Please try multi vector indexing for an intro to semantic search.
Follow Vespa getting started
through the vespa deploy
step, using this example instead of album-recommendation
.
minimum-required-vespa-version="8.311.28"
Feed documents (this includes embed inference in Vespa):
vespa feed ext/*.json
Example queries using E5-Small-V2 embedding model that maps text to a 384-dimensional vector representation.
vespa query 'yql=select * from doc where userQuery() or ({targetHits: 100}nearestNeighbor(embedding, e))' \ 'input.query(e)=embed(e5, @query)' \ 'query=space contains many suns'
vespa query 'yql=select * from doc where userQuery() or ({targetHits: 100}nearestNeighbor(embedding, e))' \ 'input.query(e)=embed(e5, @query)' \ 'query=shipping stuff over the sea'
vespa query 'yql=select * from doc where userQuery() or ({targetHits: 100}nearestNeighbor(embedding, e))' \ 'input.query(e)=embed(e5, @query)' \ 'query=exchanging information by sound'
Remove the container after use:
$ docker rm -f vespa
Transformer-based embedding models have named inputs and outputs that must
be compatible with the input and output names used by the Vespa Bert embedder or the Huggingface embedder.

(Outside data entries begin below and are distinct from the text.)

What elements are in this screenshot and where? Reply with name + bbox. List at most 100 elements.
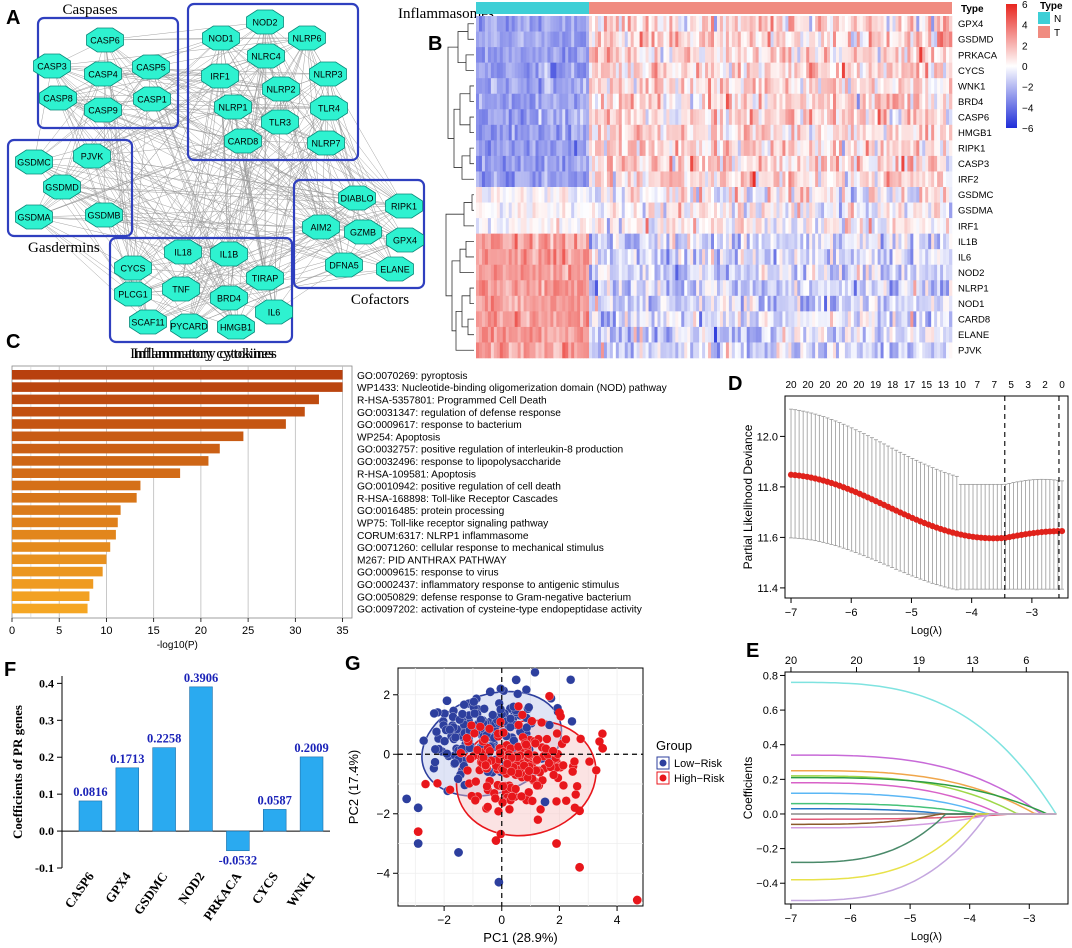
heatmap-cell <box>580 155 584 172</box>
heatmap-cell <box>904 31 908 48</box>
scatter-point <box>551 796 562 806</box>
heatmap-cell <box>734 140 739 157</box>
heatmap-cell <box>779 31 783 48</box>
heatmap-cell <box>776 202 780 219</box>
heatmap-cell <box>806 109 810 126</box>
heatmap-cell <box>895 124 899 141</box>
enrichment-term-label: R-HSA-5357801: Programmed Cell Death <box>357 395 547 406</box>
heatmap-cell <box>586 31 590 48</box>
scatter-point <box>498 728 509 738</box>
heatmap-cell <box>746 311 750 328</box>
heatmap-cell <box>794 109 798 126</box>
heatmap-cell <box>880 47 884 63</box>
heatmap-cell <box>859 124 864 141</box>
heatmap-cell <box>940 342 944 359</box>
heatmap-cell <box>687 171 691 188</box>
heatmap-cell <box>797 47 801 63</box>
heatmap-cell <box>722 16 727 32</box>
heatmap-cell <box>565 62 569 79</box>
heatmap-cell <box>779 295 783 312</box>
enrichment-bar <box>12 554 107 565</box>
heatmap-cell <box>559 31 563 48</box>
heatmap-cell <box>767 16 771 32</box>
heatmap-cell <box>844 280 849 297</box>
heatmap-cell <box>755 311 759 328</box>
heatmap-cell <box>565 342 569 359</box>
heatmap-cell <box>487 171 492 188</box>
heatmap-cell <box>868 187 872 203</box>
heatmap-cell <box>508 140 512 157</box>
heatmap-gene-label: BRD4 <box>958 97 983 108</box>
heatmap-cell <box>660 47 664 63</box>
heatmap-cell <box>577 140 581 157</box>
heatmap-cell <box>949 47 953 63</box>
heatmap-cell <box>568 218 572 234</box>
heatmap-cell <box>672 16 676 32</box>
heatmap-cell <box>478 311 483 328</box>
heatmap-cell <box>758 16 762 32</box>
heatmap-cell <box>892 342 896 359</box>
heatmap-cell <box>496 62 501 79</box>
heatmap-cell <box>862 124 867 141</box>
heatmap-cell <box>841 140 846 157</box>
heatmap-cell <box>916 124 920 141</box>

See export_hf_model_from_hf.py for exporting a Huggingface sentence-transformer model to ONNX format compatible with default input and output names used by the Vespa huggingface-embedder.
The following exports intfloat/e5-small-v2:
./export_hf_model_from_hf.py --hf_model intfloat/e5-small-v2 --output_dir model
The following exports intfloat/multilingual-e5-small using quantization:
./export_hf_model_from_hf.py --hf_model intfloat/multilingual-e5-small --output_dir model --quantize
The following exports intfloat/multilingual-e5-small using quantization and tokenizer patching to workaround this issue with compatiblity problems with loading saved tokenizers:
./export_hf_model_from_hf.py --hf_model intfloat/multilingual-e5-small --output_dir model --quantize --patch_tokenizer
Prefer using the Vespa huggingface-embedder instead.
See export_model_from_hf.py for exporting a Huggingface sentence-transformer model to ONNX format compatible with default input and output names used by the bert-embedder.
The following exports intfloat/e5-small-v2 and saves the model parameters in an ONNX file and the vocab.txt
file
in the format expected by the Vespa bert-embedder.
./export_model_from_hf.py --hf_model intfloat/e5-small-v2 --output_dir model
The model directory is duplicated as other apps depend on model file locations. This should be rewritten into using model hub.